Rieux and his mother had returned to his condo when he saw his first victim of the disease.
At the airport, Rieux’s mother waited for him at the arrivals area, her Burberry jacket, handed down from her daughter, folded over her arm. He apologized for being late, but she had just come through the exit after waiting for a half hour for her bag to arrive on the conveyor belt. She only had her carry-on. “I got dizzy looking for it,” she said. “Please, Son, will you help me speak to the airline?”
The man behind the desk at the counter said that all the luggage had been unloaded and claimed. “It’s possible that the bag has been stolen,” he told them. “It happens rarely. Do you have insurance?”
Mrs Rieux looked at her son in dismay and tugged the sleeve of his fleece jacket. It saddened him that his mother, once a woman who instilled fear among landlords, bureaucrats, and plumbers—as fearless as she was obsequious to her employers and the relatives who gave her money for her children’s school expenses and tuition—now seemed so small and looked to him to make things better. Dr Rieux puffed out his chest and told him that airport security needed improvement. He gave the man his address and contact information should the luggage turn up.
“You’ve aged,” she told him when they were in the cab. “That’s good. Your patients will take you more seriously. That’s not a bad thing. You look more like your father every day.”
Rieux’s father was only a half decade older than he was now—thirty-six—when he had been killed in a car crash. Rieux was five when his father died, old enough to have memories of him, though few remained—the sense of his father’s moustache across his cheek was one of them. His father had been a doctor too, although Rieux had made no effort to emulate
him. He’d passed on to his only son his hair, his slight stature, and according to Mrs Rieux, his taste for argument.
Mrs Rieux herself was a devout Catholic who believed in reincarnation. She saw joy in patterns and was the kind of person who, while eating a meal, was reminded of some place she’d visited as a child and would tell you all about it. She sometimes believed that the strangers she spoke to were dead relatives reborn. As she grew older, she became even more fanciful.
“Elyse sends her regards,” Rieux offered.
“It makes me so sad for you two.” She dabbed her eyes with a tissue. “When I look at her Facebook profile and see her most recent shots, it’s like a light being dimmed.”
“She’s optimistic about this … treatment,” he said. “What’s important is that she remains positive.”
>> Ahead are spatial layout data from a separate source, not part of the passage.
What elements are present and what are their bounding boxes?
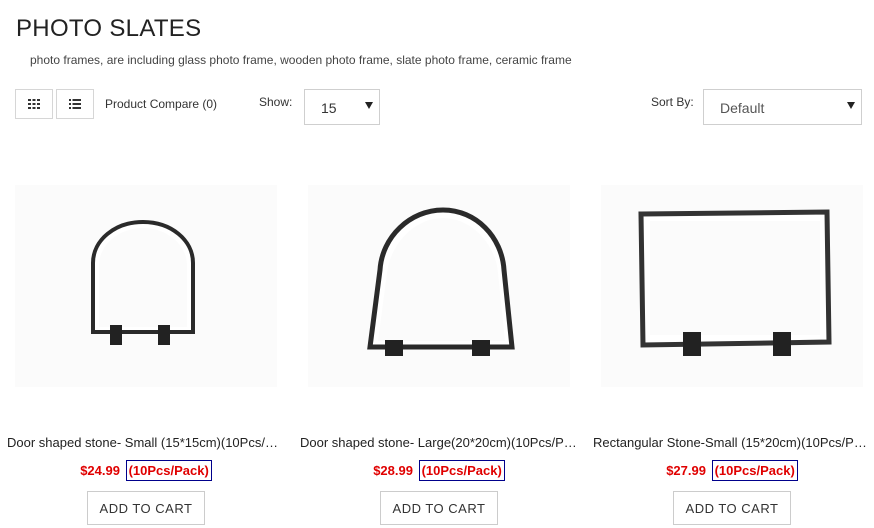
add-to-cart-button[interactable]: ADD TO CART [673,491,791,525]
product-price-row: $27.99 (10Pcs/Pack) [601,460,863,481]
add-to-cart-button[interactable]: ADD TO CART [380,491,498,525]
door-shaped-slate-small-image [91,219,195,345]
product-card: Door shaped stone- Small (15*15cm)(10Pcs… [7,185,285,525]
product-image[interactable] [601,185,863,387]
pack-size-badge: (10Pcs/Pack) [418,460,505,481]
list-view-button[interactable] [56,89,94,119]
door-shaped-slate-large-image [367,207,515,356]
product-price-row: $28.99 (10Pcs/Pack) [308,460,570,481]
show-count-value: 15 [321,100,337,116]
page-title: PHOTO SLATES [16,15,202,42]
category-description: photo frames, are including glass photo … [30,53,572,67]
product-price-row: $24.99 (10Pcs/Pack) [15,460,277,481]
product-image[interactable] [15,185,277,387]
product-card: Door shaped stone- Large(20*20cm)(10Pcs/… [300,185,578,525]
sort-by-select[interactable]: Default [703,89,862,125]
sort-label: Sort By: [651,95,694,109]
show-count-select[interactable]: 15 [304,89,380,125]
chevron-down-icon [847,102,855,109]
product-price: $27.99 [666,463,706,478]
add-to-cart-button[interactable]: ADD TO CART [87,491,205,525]
grid-icon [28,99,40,109]
product-image[interactable] [308,185,570,387]
list-icon [69,99,81,109]
chevron-down-icon [365,102,373,109]
pack-size-badge: (10Pcs/Pack) [711,460,798,481]
show-label: Show: [259,95,293,109]
product-name[interactable]: Door shaped stone- Large(20*20cm)(10Pcs/… [300,435,578,450]
grid-view-button[interactable] [15,89,53,119]
rectangular-slate-image [638,209,832,356]
sort-by-value: Default [720,100,765,116]
product-price: $24.99 [80,463,120,478]
product-price: $28.99 [373,463,413,478]
product-name[interactable]: Rectangular Stone-Small (15*20cm)(10Pcs/… [593,435,871,450]
product-name[interactable]: Door shaped stone- Small (15*15cm)(10Pcs… [7,435,285,450]
product-card: Rectangular Stone-Small (15*20cm)(10Pcs/… [593,185,871,525]
pack-size-badge: (10Pcs/Pack) [125,460,212,481]
product-compare-link[interactable]: Product Compare (0) [105,97,217,111]
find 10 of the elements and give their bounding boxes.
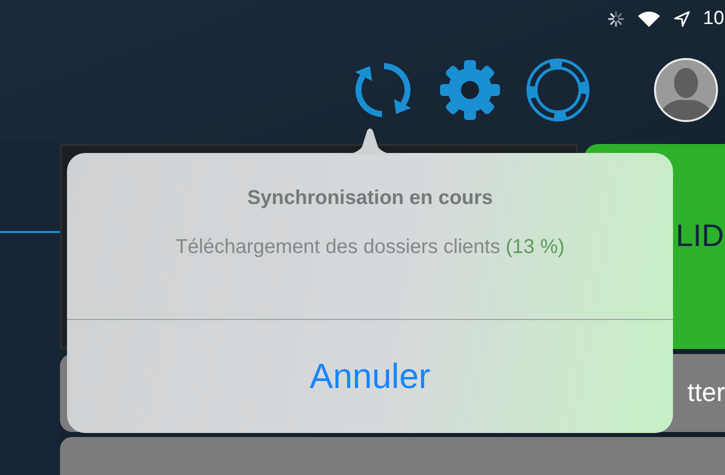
settings-icon[interactable] <box>438 58 502 122</box>
avatar-icon[interactable] <box>654 58 718 122</box>
lifebuoy-icon[interactable] <box>526 58 590 122</box>
cancel-button[interactable]: Annuler <box>67 320 673 433</box>
popover-message: Téléchargement des dossiers clients (13 %) <box>175 236 565 259</box>
activity-spinner-icon <box>607 10 625 28</box>
popover-title: Synchronisation en cours <box>247 187 493 210</box>
location-icon <box>673 10 691 28</box>
wifi-icon <box>637 10 661 28</box>
status-time: 10 <box>703 8 725 30</box>
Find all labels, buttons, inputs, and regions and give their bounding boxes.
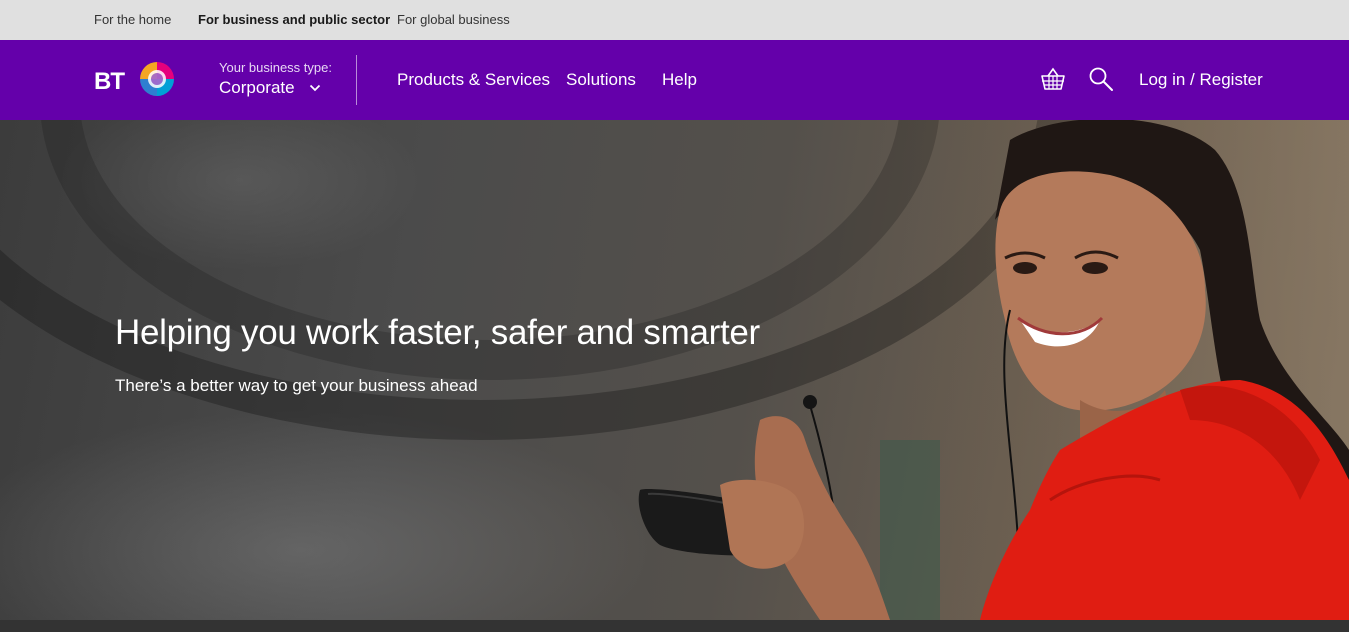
menu-solutions[interactable]: Solutions: [566, 70, 636, 90]
basket-button[interactable]: [1040, 66, 1066, 92]
hero-banner: Helping you work faster, safer and smart…: [0, 120, 1349, 620]
search-button[interactable]: [1088, 66, 1114, 92]
bottom-strip: [0, 620, 1349, 632]
audience-bar: For the home For business and public sec…: [0, 0, 1349, 40]
main-nav: BT Your business type: Corporate Product…: [0, 40, 1349, 120]
for-home-link[interactable]: For the home: [94, 12, 171, 27]
search-icon: [1089, 67, 1113, 91]
business-type-selector[interactable]: Your business type: Corporate: [219, 60, 332, 98]
hero-title: Helping you work faster, safer and smart…: [115, 313, 760, 352]
bt-logo-text: BT: [94, 68, 125, 95]
login-register-link[interactable]: Log in / Register: [1139, 70, 1263, 90]
bt-globe-icon: [140, 62, 174, 96]
for-business-link[interactable]: For business and public sector: [198, 12, 390, 27]
menu-help[interactable]: Help: [662, 70, 697, 90]
business-type-value: Corporate: [219, 78, 295, 97]
menu-products-services[interactable]: Products & Services: [397, 70, 550, 90]
business-type-dropdown[interactable]: Corporate: [219, 78, 332, 98]
business-type-label: Your business type:: [219, 60, 332, 75]
chevron-down-icon: [309, 84, 320, 92]
bt-logo[interactable]: BT: [94, 57, 180, 101]
hero-subtitle: There’s a better way to get your busines…: [115, 376, 478, 395]
for-global-business-link[interactable]: For global business: [397, 12, 510, 27]
hero-photo-woman-with-phone: [638, 120, 1349, 620]
nav-divider: [356, 55, 357, 105]
basket-icon: [1041, 67, 1065, 90]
“Have you eaten?” she asked.
He’d conscientiously avoided dinner. Mrs Rieux would cook and clean while she was here. In Hong Kong, she was waited on by a Filipina helper hired by his older sister. When they arrived at his house, Mrs Rieux swept immediately into the kitchen before she even washed her face and wrapped an apron around her waist. Rieux set her jacket and handbag on the bed in the spare room where he would have taken her suitcase. It was the better room, with a mountain view, the one they had set aside for a nursery.
The phone rang. It was the seldom-used land line, a number called only by telemarketers and the woman who was now in the kitchen. “I am fine, Dr Rieux,” a voice announced.
“Mr Santos?” Rieux asked.
“Do not worry about me,” Mr Santos said. His breathing was heavy. “My wife worries too much.”